I’ll play it again for you one too. Now the second riff. Pick up at the end of the bar for into bar five. Three sixteenth note there as the triplets. There’s a triplet on the downbeat and then the upbeat is the eighth note. One two, three…. might help you to accent the first down on the down beat of each of tho You know, so you get that Rhythm happening strong on the first beat one, two, three.

This solo is written by a tenor sax player Chuck Rio. When it’s directly transposed to be played on an alto, you’re playing a set of notes that is more difficult to play rhythmically than it was for the tenor. So that whole thing could be a bit of a nightmare for the alto at a fast tempo. You can practice it slowly and build it up, you know. Every day and eventually get it.

I have a workaround for that. It’s not perfect but it’s something that might stop you from pulling your hair out. On alto I would do it like this… use your side D. Normally when you’re playing a high octave D. That D now you’re using that in the middle register, which is not a hundred percent legitimate to do because you never play a middle D using your your high D fingering, but when you do that in the middle octave, you’re not getting up really good note from it. But because we’re moving so fast you’re gonna get a similar kind of sound with a fast movement that will get you through that part.

Part Two

The second half of the solo right? That’s 1 2 3 4 5 6 7 then 8 bars. Of course there’s that forked F key that is a valid F fingering. But if you’re going to go for a long sustained high F I would advise against that fingering and do the all your palm keys and your this one. So you’re that your side palm key high F. Why? because it’s it’s more in tune. The fork tends to be flatter.

You’ll get it a nicer in tune F by doing this side fingering Okay, the next note is that high E2 and now you’re going to Trill it to that. So now you’re playing high E and you’re trilling it back to using that high F key if you use that forked F, you couldn’t trill that lower E, so that’s another reason why you can’t use that forked F fingering, and then the E with the trill on it.  We’re just hitting that high E and trilling it with that high F key which is your your lower palm key there and you’re going to be hitting that with this this finger here.

What you’re doing is you’re going to be trilling C natural, right? You wouldn’t do it like that because you can’t do it that fast. It’s clumsy. So what you’re going to do is finger your your high B note and then trill using this one here the C, this C. So it’s your middle side key down here, okay. And then he hits the high F again after the trill and then ending all that high ending that with the D.

So we’re bar, 1 2 3 4 5 6 7 8 9 10 11 and of bar 11 of the solo there, right? Hitting that D, and I’ve got that fall off sign and I always do a nice backward glissando coming down, which is a, fall off. It’s just all the notes just a chromatic scale thing. I have some lessons on how to play some of these embellishments and the glissando is included so you might want to check those out at another time. It would make this video too long. If I got it all that.
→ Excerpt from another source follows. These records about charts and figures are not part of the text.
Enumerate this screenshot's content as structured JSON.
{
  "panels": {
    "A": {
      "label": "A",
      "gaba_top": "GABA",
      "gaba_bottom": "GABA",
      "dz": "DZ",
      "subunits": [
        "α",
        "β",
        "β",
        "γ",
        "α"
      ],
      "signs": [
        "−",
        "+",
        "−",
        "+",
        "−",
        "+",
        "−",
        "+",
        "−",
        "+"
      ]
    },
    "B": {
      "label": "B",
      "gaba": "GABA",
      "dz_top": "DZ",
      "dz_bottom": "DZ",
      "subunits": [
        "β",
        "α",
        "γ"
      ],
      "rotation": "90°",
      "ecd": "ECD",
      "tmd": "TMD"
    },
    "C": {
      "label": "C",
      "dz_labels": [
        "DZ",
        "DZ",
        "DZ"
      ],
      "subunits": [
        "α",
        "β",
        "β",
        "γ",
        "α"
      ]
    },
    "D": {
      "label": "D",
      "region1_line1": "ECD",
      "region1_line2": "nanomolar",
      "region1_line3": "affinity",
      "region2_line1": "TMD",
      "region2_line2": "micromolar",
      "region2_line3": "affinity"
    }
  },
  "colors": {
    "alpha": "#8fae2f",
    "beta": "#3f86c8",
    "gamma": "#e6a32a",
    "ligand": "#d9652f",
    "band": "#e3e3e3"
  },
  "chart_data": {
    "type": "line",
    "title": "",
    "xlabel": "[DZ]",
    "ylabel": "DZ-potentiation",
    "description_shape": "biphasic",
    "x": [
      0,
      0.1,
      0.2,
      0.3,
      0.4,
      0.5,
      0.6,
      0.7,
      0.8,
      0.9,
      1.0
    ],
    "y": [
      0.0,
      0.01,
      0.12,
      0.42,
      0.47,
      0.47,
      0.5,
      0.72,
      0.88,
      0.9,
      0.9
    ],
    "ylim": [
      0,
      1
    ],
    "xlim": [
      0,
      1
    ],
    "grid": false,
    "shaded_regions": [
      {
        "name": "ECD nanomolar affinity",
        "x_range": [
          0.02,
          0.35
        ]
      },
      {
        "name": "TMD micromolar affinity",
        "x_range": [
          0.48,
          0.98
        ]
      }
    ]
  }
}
Next part after the high part here from the high D it leads into that 11 12 13 14 13th bar, which is going to be another bar of triplets, right? Let’s look at that bar 13, so it’s a play the D That’s tied. Over from the previous bar. So once you get that. Triplets again quarter note triplets 3 over 2 beats. Now that’s easy enough, but if you want to do exactly what the guy did in the in the original solo, you have to add the flutter tongue, which is a technique he uses not only in the solo but also in the melody that you heard in the beginning of the melody, right?

So flutter tongue is simply rolling your R’s. And again, that’s another lesson. But some people have trouble rolling their R’s. I guess it depends on what part of the world you’re from or what what languages you speak but it is hard for some people to roll there are their tongue. So if you can roll your your tongue you could do the the this technique.

I think he kind of fades off the the rolling there. It’s not necessary to pull off the solo obviously, you can you can play the notes. But if you want it to sound like that original you should be doing that rolling your tongue technique there. Second last part of the solo. Right. It’s after the all the triplets picks up into… so that’s it for the solo.